On fielding in the slips
Southee said former captain Brendon McCullum surprised him on the field during a test against England at Eden Park in 2013.
Southee had never fielded in the slips cordon, even at junior level, or even practiced there.
Troubled by a hamstring injury, McCullum quit the cordon and told Southee to jump in.
He soon had his first victim, a nice catch off Ian Bell's bat, from Wagner's bowling.
"I was chucked in there. Brendon said 'you've got reasonable hands'…you should be right," recalls Southee.
"I was a bit nervous but he gave me the confidence. The next day I started practicing with the slips. The rest is history.
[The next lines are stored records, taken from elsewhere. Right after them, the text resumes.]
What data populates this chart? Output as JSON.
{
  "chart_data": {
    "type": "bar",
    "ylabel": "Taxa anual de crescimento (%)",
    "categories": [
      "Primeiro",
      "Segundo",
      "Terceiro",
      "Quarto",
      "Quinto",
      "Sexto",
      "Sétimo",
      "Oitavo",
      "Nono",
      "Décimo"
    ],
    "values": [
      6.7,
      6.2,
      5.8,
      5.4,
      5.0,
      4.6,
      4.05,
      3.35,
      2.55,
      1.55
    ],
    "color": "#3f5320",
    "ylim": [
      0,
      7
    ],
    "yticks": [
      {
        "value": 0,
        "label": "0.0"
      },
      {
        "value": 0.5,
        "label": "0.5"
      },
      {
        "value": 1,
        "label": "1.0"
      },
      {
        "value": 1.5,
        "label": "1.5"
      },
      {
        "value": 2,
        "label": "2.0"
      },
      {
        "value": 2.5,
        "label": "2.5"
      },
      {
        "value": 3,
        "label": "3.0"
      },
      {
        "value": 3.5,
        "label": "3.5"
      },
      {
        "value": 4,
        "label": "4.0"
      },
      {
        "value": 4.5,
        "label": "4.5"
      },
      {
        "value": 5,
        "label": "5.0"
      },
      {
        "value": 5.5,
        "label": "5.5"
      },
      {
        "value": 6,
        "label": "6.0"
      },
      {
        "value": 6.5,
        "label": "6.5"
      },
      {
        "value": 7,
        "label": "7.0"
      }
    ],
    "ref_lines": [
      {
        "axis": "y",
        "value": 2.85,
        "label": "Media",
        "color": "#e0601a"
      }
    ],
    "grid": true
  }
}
"But if I'd shelled that catch things could be completely different – I might still be at fine leg."
On captaining New Zealand
Again, this was down to McCullum's influence.
"It is something I've enjoyed, and something I never thought I'd do."
On coping in lockdown
The Black Caps were supposed to be heading off to play Ireland, Scotland and the Netherlands about this time. With lockdown approaching, Southee filled his garage with gym equipment.
"(The uncertainty) has been a bit hard because you are used to planning two or three years ahead," he said.
"But as sportspeople, you have to adapt. It was a chance to give the body a rest, do more conditioning. You've got to be mentally and physically right."
On the sporting advantages from growing up in a small area
Southee went to a country school of only 30-odd students, and remembers being allowed to watch test cricket in the school library all day.
As a "chubby, heavy" kid, he was pushed up the rugby grades. And he was the only third former in the Whangarei Boys High first XI which played in the local men's cricket competition.
At 15, he was in the Northland cricket team playing with and against big names like James and Hamish Marshall, and Daryl Tuffey.
"I was sharing dressing rooms with men, learning very quickly. It was awesome thinking back – you learn to grow up reasonably quickly.
"The irony is I then went to Kings College and ended up playing with school kids."
On one thing he'd like to change in cricket
"I worry about the next generation of kids not having the same love for test cricket, with T20 coming in and the short form so exciting.
"Test cricket is the pinnacle. I just love test cricket. It's the greatest satisfaction, sitting there after winning, having worked your arse off with your mates for five days."
On future goals
"It's been brilliant playing the three formats, and I'd like to play all three for as long as I can. Guys are so much fitter now, and it's something I pride myself on," he said.
"I absolutely love the game. Look at Ross Taylor – arguably in the best form of his life. James Anderson is performing at his best at 37, showing age is no barrier.
"Every chance to represent your country is a special one. I'm fulfilling a childhood dream, and have been very lucky to do so for the past 12 years."